剛才對方的聲音那么大,雖然沒開免提,可是餐廳所有的人都聽得一清二楚。我沒有顧得和其它人打招呼,就匆匆地往外跑去。
下樓的動靜也很大,聲音“咚咚”地,還很急促。既然已經裝了,那就得裝得像一點。
擔心阿姨會到陽臺上瞅,我進車和開車的速度都很快,不管是誰看到,都會覺得我有很急切的事情去做。
出家屬院后,就直奔我的新家。
駛入大街后,速度就慢了下來。我在佳肴店買了豬頭肉和煮花生米,把車停到了樓下。
我盡量不發出聲音的上樓,就連開門關門我都是躡手躡腳的,生怕被高睿聽到。她要是知道我回來,肯定又會來騷擾我。
我打開電視機,把買來的菜擺放在茶幾上,找出一瓶白酒,便有滋有味地喝起來。
獨自一人坐在屬于自己的家里,喝著小酒,品味著佳肴,看著電視,真有樂在其中之感。
沉浸在這樣一種氛圍自得其樂的時候,手機響了。拿起來一看,是康艷菲打來的。她說:“喂,你裝神弄鬼的,現在跑哪里去了?”

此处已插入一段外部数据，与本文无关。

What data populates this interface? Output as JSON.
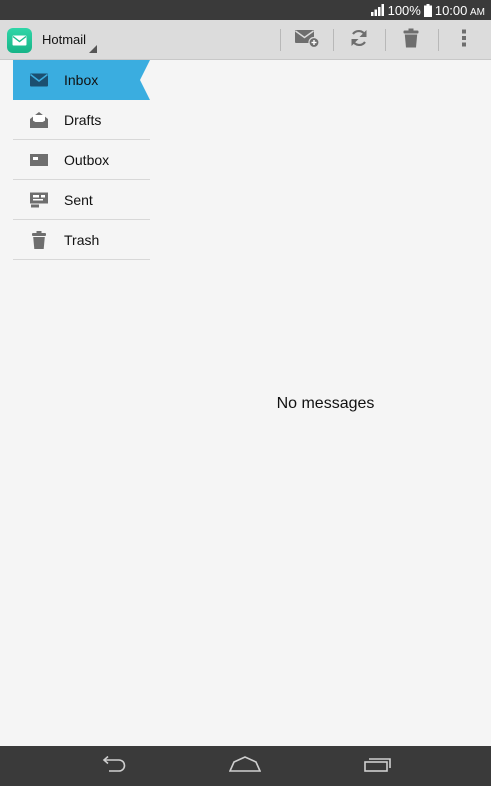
{
  "status_bar": {
    "battery": "100%",
    "time": "10:00",
    "ampm": "AM"
  },
  "action_bar": {
    "account": "Hotmail"
  },
  "folders": [
    {
      "label": "Inbox",
      "icon": "inbox-icon",
      "active": true
    },
    {
      "label": "Drafts",
      "icon": "drafts-icon",
      "active": false
    },
    {
      "label": "Outbox",
      "icon": "outbox-icon",
      "active": false
    },
    {
      "label": "Sent",
      "icon": "sent-icon",
      "active": false
    },
    {
      "label": "Trash",
      "icon": "trash-icon",
      "active": false
    }
  ],
  "main": {
    "empty_text": "No messages"
  },
  "colors": {
    "accent": "#3aade0",
    "app_icon": "#1fc497",
    "status_bar": "#3a3a3a",
    "action_bar": "#dcdcdc"
  }
}
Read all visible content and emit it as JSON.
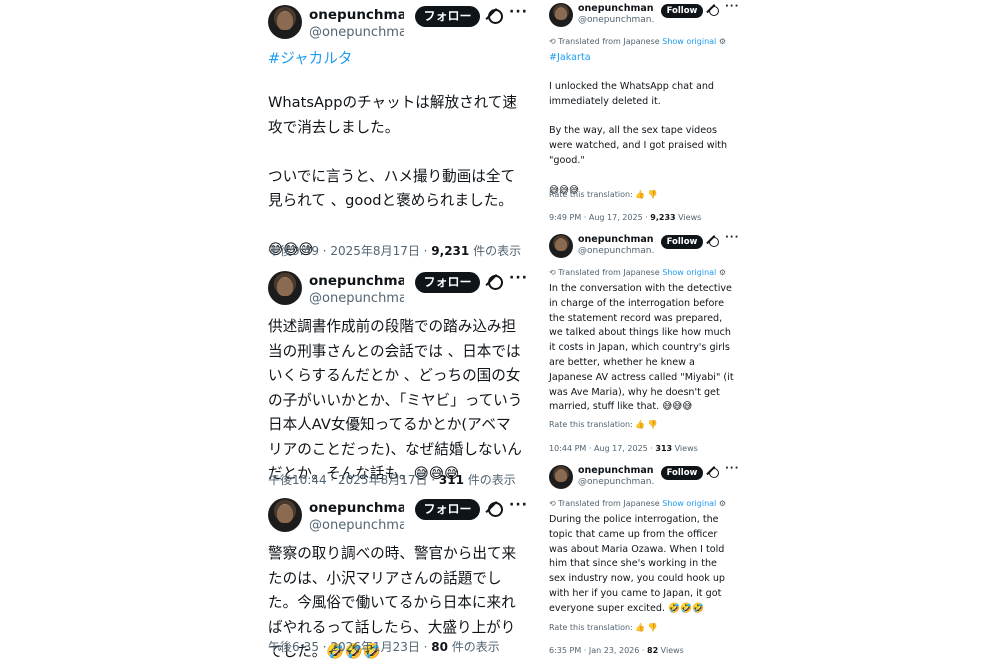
{
  "left_posts": [
    {
      "username": "onepunchmanr...",
      "handle": "@onepunchma...",
      "follow_label": "フォロー",
      "hashtag": "#ジャカルタ",
      "text": "WhatsAppのチャットは解放されて速攻で消去しました。\n\nついでに言うと、ハメ撮り動画は全て見られて 、goodと褒められました。\n\n😅😅😅",
      "time": "午後9:49 · 2025年8月17日 · ",
      "views": "9,231",
      "views_suffix": " 件の表示"
    },
    {
      "username": "onepunchmanr...",
      "handle": "@onepunchman...",
      "follow_label": "フォロー",
      "text": "供述調書作成前の段階での踏み込み担当の刑事さんとの会話では 、日本ではいくらするんだとか 、どっちの国の女の子がいいかとか、「ミヤビ」っていう日本人AV女優知ってるかとか(アベマリアのことだった)、なぜ結婚しないんだとか。そんな話も。😅😅😅",
      "time": "午後10:44 · 2025年8月17日 · ",
      "views": "311",
      "views_suffix": " 件の表示"
    },
    {
      "username": "onepunchmanr...",
      "handle": "@onepunchma...",
      "follow_label": "フォロー",
      "text": "警察の取り調べの時、警官から出て来たのは、小沢マリアさんの話題でした。今風俗で働いてるから日本に来ればやれるって話したら、大盛り上がりでした。🤣🤣🤣",
      "time": "午後6:35 · 2026年1月23日 · ",
      "views": "80",
      "views_suffix": " 件の表示"
    }
  ],
  "right_posts": [
    {
      "username": "onepunchmanr...",
      "handle": "@onepunchman...",
      "follow_label": "Follow",
      "translated_label": "Translated from Japanese",
      "show_original": "Show original",
      "hashtag": "#Jakarta",
      "text": "I unlocked the WhatsApp chat and immediately deleted it.\n\nBy the way, all the sex tape videos were watched, and I got praised with \"good.\"\n\n😅😅😅",
      "rate_label": "Rate this translation:",
      "time": "9:49 PM · Aug 17, 2025 · ",
      "views": "9,233",
      "views_suffix": " Views"
    },
    {
      "username": "onepunchmanr...",
      "handle": "@onepunchman...",
      "follow_label": "Follow",
      "translated_label": "Translated from Japanese",
      "show_original": "Show original",
      "text": "In the conversation with the detective in charge of the interrogation before the statement record was prepared, we talked about things like how much it costs in Japan, which country's girls are better, whether he knew a Japanese AV actress called \"Miyabi\" (it was Ave Maria), why he doesn't get married, stuff like that. 😅😅😅",
      "rate_label": "Rate this translation:",
      "time": "10:44 PM · Aug 17, 2025 · ",
      "views": "313",
      "views_suffix": " Views"
    },
    {
      "username": "onepunchmanr...",
      "handle": "@onepunchman...",
      "follow_label": "Follow",
      "translated_label": "Translated from Japanese",
      "show_original": "Show original",
      "text": "During the police interrogation, the topic that came up from the officer was about Maria Ozawa. When I told him that since she's working in the sex industry now, you could hook up with her if you came to Japan, it got everyone super excited. 🤣🤣🤣",
      "rate_label": "Rate this translation:",
      "time": "6:35 PM · Jan 23, 2026 · ",
      "views": "82",
      "views_suffix": " Views"
    }
  ]
}
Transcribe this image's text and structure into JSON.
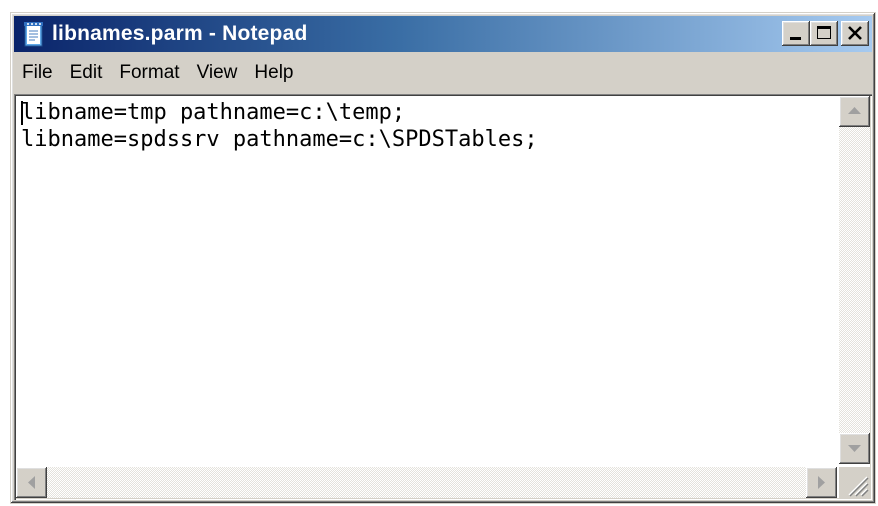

“跑回我住的地方了。參加了一個酒場,都是酒包,那叫一個往死里喝,不得已給你發了那個短信。謝謝你啊,裝的挺像的。把他們都糊住了,還攆我快走那。”
我一邊說一邊吃,她問我:“你吃的啥?”
“吃飯啊,在那里沒吃飽。”
“你住的地方在哪里,我去找你。”
“你可找不到我。好了,別耽誤我喝酒吃飯了,再見!”
掛了電話,我又倒滿了一杯。自斟自飲,別有一番情趣。
突然,手機又響了。手機就在茶幾上放著,我伸頭一看,是月月打來的。她一定是問我什么時候回去?
我沒有接聽,給他們一個我還沒有忙完的假象。
又喝了半杯酒后,我才收拾起來,泡上了一杯綠茶,然后給月月回了電話。我還沒說話,她就搶著說:“哥,真急死人了,你那邊完事了沒有?我們等你很久了。”
“還在等我?哎呀,我可回不去。老人雖然脫離了危險,但還需要觀察,不好意思,我真的是脫不開身。”我說得很慢,表述得字字清楚。
月月沉吟一會兒,問:“老人沒事就好,那你就在那里好好觀察著吧。”
“告訴吳阿姨,說我不能趕回去送她了,你出去給吳阿姨打輛出租車吧。”我說。
“好,你就放心吧,我們會安排好的。”
掛了電話,我心里一下子輕松起來。
終于度過了這一關。只要過去今晚,再提及這件事,只能等到春節后了。到那個時候,或許就有了解決的辦法。
我接吳阿姨回來,就看到佳佳在收拾餐廳,一點精氣神也沒有。月月卻高高興興的。
佳佳一直沉悶不語,郁郁寡歡,這樣下去可不行。可是,她明明可以把心事告訴我,為什么就是一直不說呢?
真的是有難之隱?
等會兒我給她發個消息,告訴她那個電話是假的,周亞楠的爺爺并沒有犯病,看她是什么反應?